How to Turn Your Samsung Galaxy S4 into a Personal Ambient Weather Station

The new Samsung Galaxy S4 has something no other phone has ever had before—weather sensors.

Image via wonderhowto.com

Older devices like the Galaxy Nexus, S3, Note, and Note 2 do have a atmospheric pressure sensor, aka a barometer. However, they do not have a thermometer or hygrometer like the GS4 does, which measures ambient temperature and humidity.

What Can You Do with Them?

As intuitive as the sensors could be, their function has actually been buried inside the S Health app on your GS4.

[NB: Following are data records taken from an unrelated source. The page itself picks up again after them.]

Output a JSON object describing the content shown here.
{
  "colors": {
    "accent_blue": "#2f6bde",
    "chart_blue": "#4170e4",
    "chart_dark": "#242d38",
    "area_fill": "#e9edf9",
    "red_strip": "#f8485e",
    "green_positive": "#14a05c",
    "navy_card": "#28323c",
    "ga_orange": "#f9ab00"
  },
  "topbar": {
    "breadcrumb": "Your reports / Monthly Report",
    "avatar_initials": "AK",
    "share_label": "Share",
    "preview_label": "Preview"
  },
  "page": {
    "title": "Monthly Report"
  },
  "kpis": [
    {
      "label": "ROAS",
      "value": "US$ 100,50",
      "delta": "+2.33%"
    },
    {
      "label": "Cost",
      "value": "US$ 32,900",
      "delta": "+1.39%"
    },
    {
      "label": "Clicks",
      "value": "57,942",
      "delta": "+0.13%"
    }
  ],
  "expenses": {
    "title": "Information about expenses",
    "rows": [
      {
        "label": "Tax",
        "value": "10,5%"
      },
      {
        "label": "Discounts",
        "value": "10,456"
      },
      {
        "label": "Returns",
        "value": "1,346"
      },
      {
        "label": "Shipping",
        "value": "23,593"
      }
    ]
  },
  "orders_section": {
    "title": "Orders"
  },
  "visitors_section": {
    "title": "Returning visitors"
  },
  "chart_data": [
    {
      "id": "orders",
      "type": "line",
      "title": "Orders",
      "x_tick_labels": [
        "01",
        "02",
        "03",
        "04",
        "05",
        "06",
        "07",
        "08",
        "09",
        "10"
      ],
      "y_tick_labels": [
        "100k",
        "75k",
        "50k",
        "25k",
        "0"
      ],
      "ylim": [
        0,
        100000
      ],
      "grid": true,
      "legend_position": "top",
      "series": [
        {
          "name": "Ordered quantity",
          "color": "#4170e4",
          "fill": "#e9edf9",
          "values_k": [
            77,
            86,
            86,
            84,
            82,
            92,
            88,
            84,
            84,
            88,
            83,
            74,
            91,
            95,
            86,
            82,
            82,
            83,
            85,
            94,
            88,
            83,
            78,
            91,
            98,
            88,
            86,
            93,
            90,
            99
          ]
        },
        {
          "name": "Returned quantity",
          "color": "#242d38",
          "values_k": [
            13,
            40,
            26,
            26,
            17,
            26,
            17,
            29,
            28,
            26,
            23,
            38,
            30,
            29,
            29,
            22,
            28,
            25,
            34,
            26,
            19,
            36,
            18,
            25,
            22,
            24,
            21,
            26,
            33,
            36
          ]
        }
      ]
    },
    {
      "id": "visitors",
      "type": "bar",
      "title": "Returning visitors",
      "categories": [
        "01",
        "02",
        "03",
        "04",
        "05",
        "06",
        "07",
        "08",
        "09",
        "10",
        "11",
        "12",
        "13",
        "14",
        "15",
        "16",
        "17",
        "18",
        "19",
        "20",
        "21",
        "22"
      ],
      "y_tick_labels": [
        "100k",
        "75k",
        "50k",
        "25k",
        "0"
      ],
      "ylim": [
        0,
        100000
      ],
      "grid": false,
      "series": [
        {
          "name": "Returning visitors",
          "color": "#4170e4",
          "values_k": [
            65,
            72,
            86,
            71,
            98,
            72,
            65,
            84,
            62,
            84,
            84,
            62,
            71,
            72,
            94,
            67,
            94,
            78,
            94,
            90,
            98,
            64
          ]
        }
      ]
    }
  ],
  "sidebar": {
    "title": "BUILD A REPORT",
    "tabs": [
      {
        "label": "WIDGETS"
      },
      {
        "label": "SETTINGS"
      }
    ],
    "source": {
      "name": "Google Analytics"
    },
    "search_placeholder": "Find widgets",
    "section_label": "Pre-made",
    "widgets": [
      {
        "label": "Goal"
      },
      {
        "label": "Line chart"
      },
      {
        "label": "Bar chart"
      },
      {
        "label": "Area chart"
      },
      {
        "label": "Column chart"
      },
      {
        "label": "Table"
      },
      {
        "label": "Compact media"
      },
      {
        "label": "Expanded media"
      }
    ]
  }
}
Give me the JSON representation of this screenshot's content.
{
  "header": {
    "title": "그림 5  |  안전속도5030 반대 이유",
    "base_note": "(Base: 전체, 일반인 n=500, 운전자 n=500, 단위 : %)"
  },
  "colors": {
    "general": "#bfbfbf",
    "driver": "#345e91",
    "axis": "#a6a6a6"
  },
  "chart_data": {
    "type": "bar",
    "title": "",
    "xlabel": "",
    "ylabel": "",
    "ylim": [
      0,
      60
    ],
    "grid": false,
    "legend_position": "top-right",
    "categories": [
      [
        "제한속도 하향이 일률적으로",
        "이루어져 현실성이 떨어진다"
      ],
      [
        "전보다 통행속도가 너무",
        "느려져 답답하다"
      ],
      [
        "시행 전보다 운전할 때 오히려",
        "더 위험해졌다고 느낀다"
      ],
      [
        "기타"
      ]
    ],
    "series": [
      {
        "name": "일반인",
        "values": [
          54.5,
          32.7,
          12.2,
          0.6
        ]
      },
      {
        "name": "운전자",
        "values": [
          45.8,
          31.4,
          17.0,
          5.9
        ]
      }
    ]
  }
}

The app uses these measurements to tell you if you're in your "comfort zone" or not, and the device uses the ISO 7730 standard to determine your comfort level, but you can personalize it to your liking.

Image via wonderhowto.com

Clearly, I am not in my comfort zone!

I guess this is cool, but it begs the question:

Why Would I Need This?

The pedometer and food tracker are really cool, but don't I already know when I'm comfortable? The short answer is yes, of course, but Samsung wants you to get the current status of your surroundings for your activities. That means they want you to know if you're in a safe environment to work out.

Is this gimmicky? Ab-so-lutely!

But just because they packed all of these sensors in the S Health app doesn't mean we SoftModders can't do something about it.

Turn Your Galaxy S4 into a Portable Weather Station

A much better use of the ambient temperature and humidity sensors would be to use them as a personal and portable weather station. Which is exactly what Android app developer A-Minor thought when he created Weather Station, a free (and ad-free) app that utilizes your new sensors to their fullest potential.

As A-Minor states, the code for these sensors was implemented by Google back in Android 4.0 (Ice Cream Sandwich), but it wasn't until the GS4 that a manufacturer decided to use them. That being the case, aside from S Health, this is one of the only few apps that put these sensors to work.

Features

• Graphs with details including 24 hour and 7 day high and low readings.
• Notifications and alerts when certain variables are met (i.e. temp over 90°).

• Historical records.
• Ability to change units for temperature/dew point, pressure, and absolute humidity.

• 3 widget sizes with 3 style choices.

• Indicators for rising, falling, and steady readings.
• Export background readings to a .txt file.